El país de Luis Miguel

El país de Luis Miguel
Por:
  • juliot-columnista

No necesito estar viendo la serie para afirmar, sin que me tiemble la mano, que vivimos en el país de Luis Miguel. La edad de él (que es también estrictamente la mía) es casi un medio siglo que traza un arco que va del 68 al día de hoy: cincuenta años en que vivimos el esplendor de un PRI hegemónico hasta su ulterior, actual decadencia. En algún momento lo sugerí como broma, pero hoy se me ha borrado la sonrisa de la cara: la biografía del cantante no sólo corre paralela con la biografía del país, sino que se espejean y explican.

Aquel era un mundo en que el partido prácticamente único tenía un correlato en una televisora prácticamente única, y en que gran parte del entretenimiento nacional imaginado y producido en Televisa. Éramos, además, más cándidos y crédulos, y atravesamos los años ochenta cantando baladas románticas y dorando nuestras ideas, cuba en mano, en el puerto de Acapulco. El maravilloso filtro de la híperobservación crítica que hoy nos caracteriza, no existía, e íbamos blandos de mente y corazón en busca de un El Dorado prácticamente concebido por el Tigre Azcárraga.

Luis Miguel, El Sol, no sólo era una voz privilegiada sino un modelo aspiracional. Los hombres lo envidiábamos y las mujeres lo deseaban; y su vida y sus trajes parecían cortados por un magnífico sastre especializado en belleza, lujo y placer. Él, por su lado, además de vivir la gran vida casi como un autómata programado para ello, mamaba del modelo aspiracional de Hollywood, y hay un video suyo que es un Top Gun región 4 que define a la perfección el momento por el que atravesábamos: en el México del Negro Durazo, cegados por el bliss del autoengaño, salivábamos al ver a Luismi pilotando un F-14 y ligándose a la “niña” más bella del mundo. Él quería la vida de Tom Cruise y nosotros, la suya. Era el exceso y el escándalo y el perdón, éramos inmortales y las crudas y la culpa nos hacían los mandados.
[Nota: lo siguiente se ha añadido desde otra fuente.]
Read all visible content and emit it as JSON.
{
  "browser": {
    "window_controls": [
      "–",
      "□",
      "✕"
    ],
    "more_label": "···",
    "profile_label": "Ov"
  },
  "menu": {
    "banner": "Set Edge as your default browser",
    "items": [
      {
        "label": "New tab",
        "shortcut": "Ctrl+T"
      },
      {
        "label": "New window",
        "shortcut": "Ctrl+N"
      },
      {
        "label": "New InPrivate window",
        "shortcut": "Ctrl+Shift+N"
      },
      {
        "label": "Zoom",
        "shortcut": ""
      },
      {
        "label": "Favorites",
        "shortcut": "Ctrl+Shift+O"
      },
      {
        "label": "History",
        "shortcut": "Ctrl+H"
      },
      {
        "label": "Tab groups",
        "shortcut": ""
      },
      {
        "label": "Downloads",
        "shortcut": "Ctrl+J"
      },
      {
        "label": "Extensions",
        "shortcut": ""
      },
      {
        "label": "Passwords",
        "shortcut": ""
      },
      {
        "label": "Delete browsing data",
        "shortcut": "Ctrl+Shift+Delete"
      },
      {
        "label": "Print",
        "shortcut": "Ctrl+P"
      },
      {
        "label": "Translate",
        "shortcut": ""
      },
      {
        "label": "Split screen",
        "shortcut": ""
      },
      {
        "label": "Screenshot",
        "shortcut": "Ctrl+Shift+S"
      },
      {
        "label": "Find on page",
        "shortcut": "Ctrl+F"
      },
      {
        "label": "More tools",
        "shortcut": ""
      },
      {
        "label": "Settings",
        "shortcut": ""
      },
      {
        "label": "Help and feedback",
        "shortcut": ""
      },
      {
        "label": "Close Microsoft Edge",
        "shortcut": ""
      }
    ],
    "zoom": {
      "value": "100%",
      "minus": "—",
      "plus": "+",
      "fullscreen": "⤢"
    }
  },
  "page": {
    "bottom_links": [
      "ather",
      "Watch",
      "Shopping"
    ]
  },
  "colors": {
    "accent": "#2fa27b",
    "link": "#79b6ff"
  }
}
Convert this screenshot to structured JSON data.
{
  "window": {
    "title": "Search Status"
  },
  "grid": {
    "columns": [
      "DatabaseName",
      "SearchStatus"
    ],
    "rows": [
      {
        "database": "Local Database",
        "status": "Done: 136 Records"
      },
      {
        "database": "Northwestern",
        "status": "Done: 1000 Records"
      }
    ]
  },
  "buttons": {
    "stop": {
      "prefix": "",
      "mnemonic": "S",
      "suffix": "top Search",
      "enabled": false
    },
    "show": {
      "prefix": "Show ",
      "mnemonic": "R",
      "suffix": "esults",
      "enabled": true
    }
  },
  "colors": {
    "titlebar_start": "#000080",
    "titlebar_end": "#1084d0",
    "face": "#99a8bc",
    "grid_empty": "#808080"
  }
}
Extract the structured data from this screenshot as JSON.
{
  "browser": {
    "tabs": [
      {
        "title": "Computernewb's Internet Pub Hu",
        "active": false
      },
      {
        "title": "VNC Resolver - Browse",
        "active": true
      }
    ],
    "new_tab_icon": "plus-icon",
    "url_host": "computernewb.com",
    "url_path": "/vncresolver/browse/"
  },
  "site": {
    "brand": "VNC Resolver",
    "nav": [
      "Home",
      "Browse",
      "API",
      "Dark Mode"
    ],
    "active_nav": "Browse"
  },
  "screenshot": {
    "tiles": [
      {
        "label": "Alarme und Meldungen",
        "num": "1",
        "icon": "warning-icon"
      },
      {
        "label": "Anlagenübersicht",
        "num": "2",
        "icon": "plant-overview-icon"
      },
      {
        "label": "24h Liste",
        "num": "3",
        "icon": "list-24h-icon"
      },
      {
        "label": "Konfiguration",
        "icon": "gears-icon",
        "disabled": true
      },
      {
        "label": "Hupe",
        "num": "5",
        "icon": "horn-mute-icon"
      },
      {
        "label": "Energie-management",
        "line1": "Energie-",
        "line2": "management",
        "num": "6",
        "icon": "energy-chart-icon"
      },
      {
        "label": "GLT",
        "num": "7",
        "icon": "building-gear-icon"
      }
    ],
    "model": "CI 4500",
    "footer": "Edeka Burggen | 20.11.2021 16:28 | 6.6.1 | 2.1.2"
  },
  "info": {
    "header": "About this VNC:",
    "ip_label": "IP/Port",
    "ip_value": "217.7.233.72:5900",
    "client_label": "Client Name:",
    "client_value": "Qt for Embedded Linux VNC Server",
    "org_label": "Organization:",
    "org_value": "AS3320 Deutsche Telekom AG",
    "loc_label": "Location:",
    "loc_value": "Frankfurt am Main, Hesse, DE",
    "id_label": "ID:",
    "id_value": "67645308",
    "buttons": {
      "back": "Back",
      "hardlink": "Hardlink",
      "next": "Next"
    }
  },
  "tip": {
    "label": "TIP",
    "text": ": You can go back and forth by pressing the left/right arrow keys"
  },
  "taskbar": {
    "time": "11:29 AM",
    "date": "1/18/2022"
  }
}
Luego, poco a poco y a lo largo de los años, conforme todos crecíamos (él, el país, nosotros), vinieron inevitablemente la decadencia (el sol tiene que ponerse) y el sobrepeso, la irreparable pérdida del pitch en esa voz de oro y algo de un simbolismo, para mí, contundente: la desaparición de esa melena áurea, sexy y despeinada para darle lugar a un patético anuncio de calvicie. Ay. Luis Miguel fue desapareciendo, nosotros seguimos con nuestra vida, el PRI se salió de Los Pinos, una pequeñita democracia en pañales comenzaba a gatear, pero allá en el fondo de nuestra psique mexicana, muy siglo XX, aún se contoneaba la figura de “la chica del bikini azul”.

Hoy la serie sobre la vida de El Sol ha estallado con resonante éxito en nuestra sociedad, acaso por nostalgia, acaso porque es un mirador perfecto para entender cómo y por qué se extinguieron los dinosaurios que fuimos. Alguien escribió en Twitter: sin AMLO y Luis Miguel, mi timeline dejaría de existir. Anoche, en un restaurante con gente de todas las edades, sonó Culpable o no y fuimos, por un par de minutos (aunque a través del kitsch), inocentes otra vez, inocentes e incondicionales.